Category: Professional Posters
Purpose: In the SENSCIS trial, nintedanib reduced the progression of interstitial lung disease associated with systemic sclerosis (SSc-ILD) compared with placebo, as demonstrated by a significantly lower rate of decline in forced vital capacity (FVC) over 52 weeks (primary endpoint). The purpose of this analysis was to assess the effect of nintedanib on the rate of decline in FVC in the SENSCIS trial across pre-specified subgroups defined by baseline characteristics.

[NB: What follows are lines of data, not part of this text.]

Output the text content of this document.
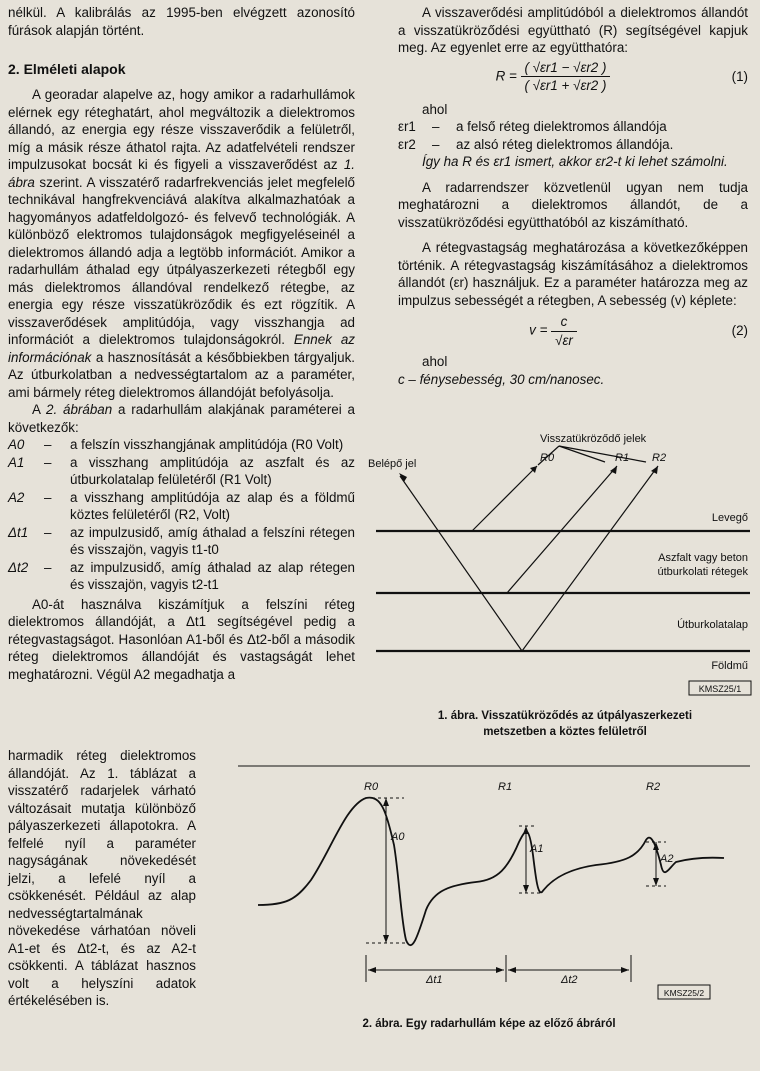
nélkül. A kalibrálás az 1995-ben elvégzett azonosító fúrások alapján történt.

2. Elméleti alapok

A georadar alapelve az, hogy amikor a radarhullámok elérnek egy réteghatárt, ahol megváltozik a dielektromos állandó, az energia egy része visszaverődik a felületről, míg a másik része áthatol rajta. Az adatfelvételi rendszer impulzusokat bocsát ki és figyeli a visszaverődést az 1. ábra szerint. A visszatérő radarfrekvenciás jelet megfelelő technikával hangfrekvenciává alakítva alkalmazhatóak a hagyományos adatfeldolgozó- és felvevő technológiák. A különböző elektromos tulajdonságok megfigyeléseinél a dielektromos állandó adja a legtöbb információt. Amikor a radarhullám áthalad egy útpályaszerkezeti rétegből egy más dielektromos állandóval rendelkező rétegbe, az energia egy része visszatükröződik és ezt rögzítik. A visszaverődések amplitúdója, vagy visszhangja ad információt a dielektromos tulajdonságokról. Ennek az információnak a hasznosítását a későbbiekben tárgyaljuk. Az útburkolatban a nedvességtartalom az a paraméter, ami bármely réteg dielektromos állandóját befolyásolja.

A 2. ábrában a radarhullám alakjának paraméterei a következők:

A0	–	a felszín visszhangjának amplitúdója (R0 Volt)
A1	–	a visszhang amplitúdója az aszfalt és az útburkolatalap felületéről (R1 Volt)
A2	–	a visszhang amplitúdója az alap és a földmű köztes felületéről (R2, Volt)
Δt1	–	az impulzusidő, amíg áthalad a felszíni rétegen és visszajön, vagyis t1-t0
Δt2	–	az impulzusidő, amíg áthalad az alap rétegen és visszajön, vagyis t2-t1

A0-át használva kiszámítjuk a felszíni réteg dielektromos állandóját, a Δt1 segítségével pedig a rétegvastagságot. Hasonlóan A1-ből és Δt2-ből a második réteg dielektromos állandóját és vastagságát lehet meghatározni. Végül A2 megadhatja a

harmadik réteg dielektromos állandóját. Az 1. táblázat a visszatérő radarjelek várható változásait mutatja különböző pályaszerkezeti állapotokra. A felfelé nyíl a paraméter nagyságának növekedését jelzi, a lefelé nyíl a csökkenését. Például az alap nedvességtartalmának növekedése várhatóan növeli A1-et és Δt2-t, és az A2-t csökkenti. A táblázat hasznos volt a helyszíni adatok értékelésében is.

A visszaverődési amplitúdóból a dielektromos állandót a visszatükröződési együttható (R) segítségével kapjuk meg. Az egyenlet erre az együtthatóra:

$R = \frac{( √\varepsilon r1 - √\varepsilon r2 )}{( √\varepsilon r1 + √\varepsilon r2 )}$	(1)

ahol

εr1	–	a felső réteg dielektromos állandója
εr2	–	az alsó réteg dielektromos állandója.

Így ha R és εr1 ismert, akkor εr2-t ki lehet számolni.

A radarrendszer közvetlenül ugyan nem tudja meghatározni a dielektromos állandót, de a visszatükröződési együtthatóból az kiszámítható.

A rétegvastagság meghatározása a következőképpen történik. A rétegvastagság kiszámításához a dielektromos állandót (εr) használjuk. Ez a paraméter határozza meg az impulzus sebességét a rétegben, A sebesség (v) képlete:

$v = \frac{c}{√\varepsilon r}$	(2)

ahol

c – fénysebesség, 30 cm/nanosec.

Belépő jel
Visszatükröződő jelek
R0	R1 R2
Levegő
Aszfalt vagy beton
útburkolati rétegek
Útburkolatalap
Földmű
KMSZ25/1
1. ábra. Visszatükröződés az útpályaszerkezeti
metszetben a köztes felületről
R0	R1	R2
A0
A1
A2
Δt1	Δt2
KMSZ25/2
2. ábra. Egy radarhullám képe az előző ábráról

Methods: Patients with SSc-ILD with onset of first non-Raynaud symptom < 7 years before screening and ≥10% fibrosis of the lungs on a high-resolution computed tomography scan were randomised to receive nintedanib 150 mg bid or placebo double-blind. The annual rate of decline in FVC (mL/year) assessed over 52 weeks (primary endpoint) was analysed in the overall population using a random coefficient regression model (with random slopes and intercepts) including anti-topoisomerase I antibody (ATA) status, age, height, gender and baseline FVC as covariates. Analyses in subgroups by baseline characteristics included additional terms for treatment-by-subgroup and treatment-by-subgroup-by-time interaction.

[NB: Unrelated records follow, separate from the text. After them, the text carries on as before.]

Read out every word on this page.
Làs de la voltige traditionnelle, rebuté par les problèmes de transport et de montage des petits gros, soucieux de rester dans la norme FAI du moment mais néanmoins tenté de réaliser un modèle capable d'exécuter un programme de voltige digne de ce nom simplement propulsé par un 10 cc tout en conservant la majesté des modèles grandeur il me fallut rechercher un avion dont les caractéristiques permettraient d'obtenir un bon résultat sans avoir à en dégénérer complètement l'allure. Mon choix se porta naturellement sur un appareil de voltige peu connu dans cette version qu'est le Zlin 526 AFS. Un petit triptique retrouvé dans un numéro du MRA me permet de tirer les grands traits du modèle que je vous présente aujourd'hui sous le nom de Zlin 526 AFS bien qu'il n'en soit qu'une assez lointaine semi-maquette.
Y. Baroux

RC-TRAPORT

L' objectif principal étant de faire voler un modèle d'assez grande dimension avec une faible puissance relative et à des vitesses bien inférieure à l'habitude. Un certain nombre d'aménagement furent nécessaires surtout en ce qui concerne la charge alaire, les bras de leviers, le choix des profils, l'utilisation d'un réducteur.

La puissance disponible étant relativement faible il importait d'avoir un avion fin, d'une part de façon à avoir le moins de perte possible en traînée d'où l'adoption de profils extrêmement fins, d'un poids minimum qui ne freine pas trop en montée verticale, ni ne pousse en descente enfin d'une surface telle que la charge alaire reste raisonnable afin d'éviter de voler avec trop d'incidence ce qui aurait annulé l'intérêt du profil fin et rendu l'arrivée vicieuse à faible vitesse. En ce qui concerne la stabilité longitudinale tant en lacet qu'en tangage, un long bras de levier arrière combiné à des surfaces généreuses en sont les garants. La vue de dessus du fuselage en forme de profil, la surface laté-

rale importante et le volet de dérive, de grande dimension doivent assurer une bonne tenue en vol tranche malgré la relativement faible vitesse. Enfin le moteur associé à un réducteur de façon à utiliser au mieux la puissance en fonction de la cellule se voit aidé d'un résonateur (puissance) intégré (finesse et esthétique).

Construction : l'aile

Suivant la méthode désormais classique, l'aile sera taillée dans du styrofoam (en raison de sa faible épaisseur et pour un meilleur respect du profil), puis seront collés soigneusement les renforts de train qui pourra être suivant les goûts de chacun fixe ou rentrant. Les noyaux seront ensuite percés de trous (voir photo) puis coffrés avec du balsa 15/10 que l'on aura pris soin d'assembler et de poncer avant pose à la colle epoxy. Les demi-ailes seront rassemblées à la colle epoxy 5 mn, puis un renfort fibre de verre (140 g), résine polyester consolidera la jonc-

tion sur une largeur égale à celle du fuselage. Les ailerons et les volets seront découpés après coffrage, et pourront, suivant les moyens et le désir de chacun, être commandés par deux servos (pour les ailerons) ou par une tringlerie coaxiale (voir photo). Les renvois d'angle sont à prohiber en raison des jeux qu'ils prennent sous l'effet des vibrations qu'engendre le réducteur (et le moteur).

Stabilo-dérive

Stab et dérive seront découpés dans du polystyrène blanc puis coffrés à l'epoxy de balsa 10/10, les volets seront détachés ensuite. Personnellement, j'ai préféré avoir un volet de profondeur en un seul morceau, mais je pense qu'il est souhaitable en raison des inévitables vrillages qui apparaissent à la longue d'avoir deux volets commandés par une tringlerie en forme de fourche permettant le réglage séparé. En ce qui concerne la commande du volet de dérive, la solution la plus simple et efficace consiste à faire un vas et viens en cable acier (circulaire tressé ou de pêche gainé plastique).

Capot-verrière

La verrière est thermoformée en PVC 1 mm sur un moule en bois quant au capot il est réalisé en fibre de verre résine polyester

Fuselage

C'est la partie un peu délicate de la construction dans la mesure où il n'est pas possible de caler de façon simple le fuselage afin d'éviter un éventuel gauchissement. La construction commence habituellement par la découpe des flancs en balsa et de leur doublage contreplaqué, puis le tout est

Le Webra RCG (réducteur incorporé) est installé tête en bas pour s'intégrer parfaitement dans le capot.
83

Results: A total of 576 patients were treated (288 in each group). Most (75.2%) of the patients were female, 51.9% had diffuse cutaneous SSc, and 48.4% were taking mycophenolate at baseline. Mean ± standard deviation age was 54.0 ± 12.2 years and 21.4% of patients were aged ≥65 years. Nintedanib had a consistent effect on reducing the rate of FVC decline across pre-specified subgroups defined by baseline characteristics (p>0.05 for all treatment-by-time-by-subgroup interactions). For example, the adjusted difference (95% confidence interval) between nintedanib and placebo in rate of decline in FVC was 34.6 (-9.3, 78.4) mL/year in female patients and 58.6 (-18.0, 135.1) mL/year in male patients (p=0.59). The corresponding age-related data were: 44.4 (1.4, 87.4) mL/year in patients aged < 65 years and 28.1 (-54.2, 110.4) in those aged ≥65 years (p=0.73). In patients with diffuse cutaneous SSc, the difference between nintedanib and placebo was 56.6 (3.2, 110.0) mL/year, compared with 25.3 (-28.9, 79.6) mL/year in limited cutaneous SSc (p=0.42).
Conclusion: Nintedanib is effective at reducing ILD progression in a broad range of patients with SSc-ILD.